What Claude Code Actually Did in 2,357 Sessions
Claude Code showed up for exactly four things at the start:
- Prompt template design — structuring four variables (
sign_a,sign_b,score,relationship) to control the full output - JSON schema definition — writing the instruction that forces parseable responses
- Pipeline script — the loop that iterates 144 combinations × 8 languages
- First parse error — catching and fixing a JSON key translation bug
After that, 2,353 sessions ran without Claude Code present at all.
The Actual Architecture
Claude Code (Sonnet) → prompt design / script authoring / debugging
↓
Python script → direct Haiku API calls (144 combinations × 8 languages)
↓
JSON response → database
Two Prompt Decisions That Made the Difference
The Relationship Field Nobody Thinks to Add
Passing only a numeric score creates inconsistent paragraph tone. “65/100” is ambiguous — is this good? Borderline? The model decides each run, inconsistently.
Adding Relationship: generating anchors the entire description to a theme: two signs that actively build something together. overcoming produces descriptions centered on friction and growth. same produces the tension of mirrored personalities. One variable controls the narrative arc across all three paragraphs.
Without it, you get three technically correct paragraphs that don’t cohere. With it, the output reads intentional.
Never Let the Model Translate JSON Keys
This is the most common batch generation mistake. Ask for output in Japanese, and the model occasionally returns 説明 instead of description. Your parser breaks silently. You discover this at item 847 of 1,152.
The fix is one line:
Return JSON with these exact keys (do NOT translate the keys):
{"description": [...], "faq": [{"q": "...", "a": "..."}]}
That instruction held across all 2,357 sessions. Zero parse failures after adding it.
Same Prompt, Eight Languages, Eight Different Voices
The entire multilingual system runs on one clause: in the target language. No language-specific prompts. No separate templates.
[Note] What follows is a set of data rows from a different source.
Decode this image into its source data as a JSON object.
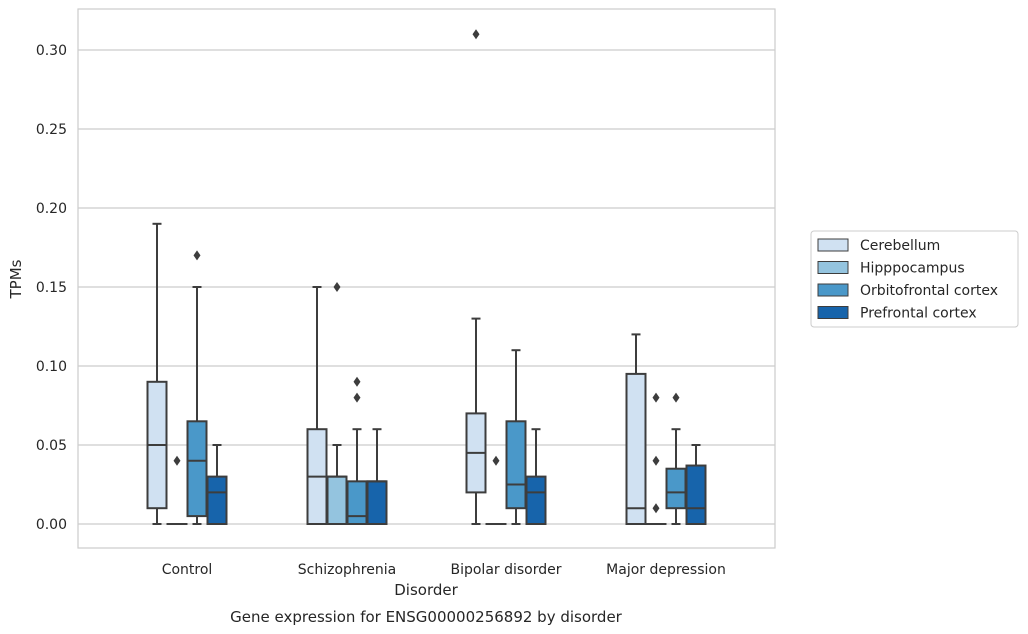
{
  "caption": "Gene expression for ENSG00000256892 by disorder",
  "chart_data": {
    "type": "box",
    "xlabel": "Disorder",
    "ylabel": "TPMs",
    "ylim": [
      -0.015,
      0.325
    ],
    "yticks": [
      "0.00",
      "0.05",
      "0.10",
      "0.15",
      "0.20",
      "0.25",
      "0.30"
    ],
    "ytick_values": [
      0,
      0.05,
      0.1,
      0.15,
      0.2,
      0.25,
      0.3
    ],
    "grid": "horizontal",
    "legend_position": "right",
    "categories": [
      "Control",
      "Schizophrenia",
      "Bipolar disorder",
      "Major depression"
    ],
    "series": [
      {
        "name": "Cerebellum",
        "color": "#d0e1f2",
        "boxes": [
          {
            "whislo": 0,
            "q1": 0.01,
            "med": 0.05,
            "q3": 0.09,
            "whishi": 0.19,
            "fliers": []
          },
          {
            "whislo": 0,
            "q1": 0,
            "med": 0.03,
            "q3": 0.06,
            "whishi": 0.15,
            "fliers": []
          },
          {
            "whislo": 0,
            "q1": 0.02,
            "med": 0.045,
            "q3": 0.07,
            "whishi": 0.13,
            "fliers": [
              0.31
            ]
          },
          {
            "whislo": 0,
            "q1": 0,
            "med": 0.01,
            "q3": 0.095,
            "whishi": 0.12,
            "fliers": []
          }
        ]
      },
      {
        "name": "Hipppocampus",
        "color": "#94c4df",
        "boxes": [
          {
            "whislo": 0,
            "q1": 0,
            "med": 0,
            "q3": 0,
            "whishi": 0,
            "fliers": [
              0.04
            ]
          },
          {
            "whislo": 0,
            "q1": 0,
            "med": 0.03,
            "q3": 0.03,
            "whishi": 0.05,
            "fliers": [
              0.15
            ]
          },
          {
            "whislo": 0,
            "q1": 0,
            "med": 0,
            "q3": 0,
            "whishi": 0,
            "fliers": [
              0.04
            ]
          },
          {
            "whislo": 0,
            "q1": 0,
            "med": 0,
            "q3": 0,
            "whishi": 0,
            "fliers": [
              0.08,
              0.04,
              0.01
            ]
          }
        ]
      },
      {
        "name": "Orbitofrontal cortex",
        "color": "#4a98c9",
        "boxes": [
          {
            "whislo": 0,
            "q1": 0.005,
            "med": 0.04,
            "q3": 0.065,
            "whishi": 0.15,
            "fliers": [
              0.17
            ]
          },
          {
            "whislo": 0,
            "q1": 0,
            "med": 0.005,
            "q3": 0.027,
            "whishi": 0.06,
            "fliers": [
              0.09,
              0.08
            ]
          },
          {
            "whislo": 0,
            "q1": 0.01,
            "med": 0.025,
            "q3": 0.065,
            "whishi": 0.11,
            "fliers": []
          },
          {
            "whislo": 0,
            "q1": 0.01,
            "med": 0.02,
            "q3": 0.035,
            "whishi": 0.06,
            "fliers": [
              0.08
            ]
          }
        ]
      },
      {
        "name": "Prefrontal cortex",
        "color": "#1764ab",
        "boxes": [
          {
            "whislo": 0,
            "q1": 0,
            "med": 0.02,
            "q3": 0.03,
            "whishi": 0.05,
            "fliers": []
          },
          {
            "whislo": 0,
            "q1": 0,
            "med": 0.027,
            "q3": 0.027,
            "whishi": 0.06,
            "fliers": []
          },
          {
            "whislo": 0,
            "q1": 0,
            "med": 0.02,
            "q3": 0.03,
            "whishi": 0.06,
            "fliers": []
          },
          {
            "whislo": 0,
            "q1": 0,
            "med": 0.01,
            "q3": 0.037,
            "whishi": 0.05,
            "fliers": []
          }
        ]
      }
    ]
  }
}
Here’s what Rat-Tiger (65/100) looks like as the opening line across four languages:
English — direct, outcome-focused:
“The Rat and Tiger relationship scores a moderate 65/100—promising but requiring effort.”
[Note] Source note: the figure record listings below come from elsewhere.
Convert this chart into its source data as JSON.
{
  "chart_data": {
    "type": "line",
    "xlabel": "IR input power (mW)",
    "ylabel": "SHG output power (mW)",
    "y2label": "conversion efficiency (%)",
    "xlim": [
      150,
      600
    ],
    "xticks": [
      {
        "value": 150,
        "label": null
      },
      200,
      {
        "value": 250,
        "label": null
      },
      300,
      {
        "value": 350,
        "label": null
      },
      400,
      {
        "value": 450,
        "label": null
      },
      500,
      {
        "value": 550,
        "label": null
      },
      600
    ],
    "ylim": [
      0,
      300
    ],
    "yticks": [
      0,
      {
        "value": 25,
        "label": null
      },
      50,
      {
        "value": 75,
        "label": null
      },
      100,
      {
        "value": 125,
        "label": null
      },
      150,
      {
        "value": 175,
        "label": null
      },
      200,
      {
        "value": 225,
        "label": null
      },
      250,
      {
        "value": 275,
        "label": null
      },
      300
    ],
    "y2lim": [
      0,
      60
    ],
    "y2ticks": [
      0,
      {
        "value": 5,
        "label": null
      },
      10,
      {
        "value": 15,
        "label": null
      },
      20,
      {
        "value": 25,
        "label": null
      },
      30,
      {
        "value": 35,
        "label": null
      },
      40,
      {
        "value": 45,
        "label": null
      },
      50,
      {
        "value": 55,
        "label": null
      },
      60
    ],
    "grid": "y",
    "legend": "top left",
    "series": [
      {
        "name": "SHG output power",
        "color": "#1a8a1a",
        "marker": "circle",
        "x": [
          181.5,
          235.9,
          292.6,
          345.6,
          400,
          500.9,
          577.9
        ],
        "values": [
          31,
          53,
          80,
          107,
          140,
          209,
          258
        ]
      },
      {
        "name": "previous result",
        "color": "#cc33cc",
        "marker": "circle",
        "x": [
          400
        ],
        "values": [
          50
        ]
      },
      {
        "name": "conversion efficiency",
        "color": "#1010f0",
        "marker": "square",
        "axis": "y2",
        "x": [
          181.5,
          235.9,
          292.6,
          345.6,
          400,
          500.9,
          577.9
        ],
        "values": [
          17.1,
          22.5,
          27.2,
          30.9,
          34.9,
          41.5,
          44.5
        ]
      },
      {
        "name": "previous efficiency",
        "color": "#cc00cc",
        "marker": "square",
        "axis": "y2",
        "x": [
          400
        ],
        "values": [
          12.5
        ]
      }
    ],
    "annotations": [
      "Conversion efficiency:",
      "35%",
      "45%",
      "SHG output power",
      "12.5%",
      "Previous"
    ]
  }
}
Japanese — relationship dynamics first:
“相性スコアは65点です。発展途上というのは、互いに惹かれるものがある一方で…”
Chinese — practical and action-oriented:
“鼠虎配对的兼容指数为65分,处于’生成’阶段,意味着你们需要主动建立和维护这段关系。”
Vietnamese — plainspoken, no hedging:
“Chuột và Hổ được ghi 65/100—mức này có nghĩa là họ không hợp tự nhiên nhưng hoàn toàn có thể xây dựng được gì đó…”
Same variables. Cultural framing adapts automatically. No post-processing, no human translation layer.
The Numbers
| Metric | Value |
|---|---|
| Total sessions | 2,357 |
| Tool calls | 0 |
| Time per session | 0–1 min |
| Languages | 8 (ko, en, ja, zh, vi, th, id, hi) |
| Sign pair combinations | 144 (12×12) |
| Total content pieces | 1,152 |
| Model | claude-haiku-4-5-20251001 |
When to Stay in Claude Code, When to Leave
The rule is simple.
Use Claude Code interactively when: you’re modifying files, making decisions that require accumulated context, diagnosing errors, or changing architecture. These tasks need the feedback loop.
Go programmatic when: you’re doing structured repetition, the input/output contract is fully defined, and you need parallelism. Claude Code’s interactive overhead — conversation history, tool scaffolding — actively works against you here.
The counterintuitive insight: sometimes leaving Claude Code is the best way to use Claude Code. Design in the interactive session. Execute outside it. The orchestrator stays clean; the executor runs at optimal cost.
Separate the orchestrator from the executor, and both can focus on what they’re actually good at.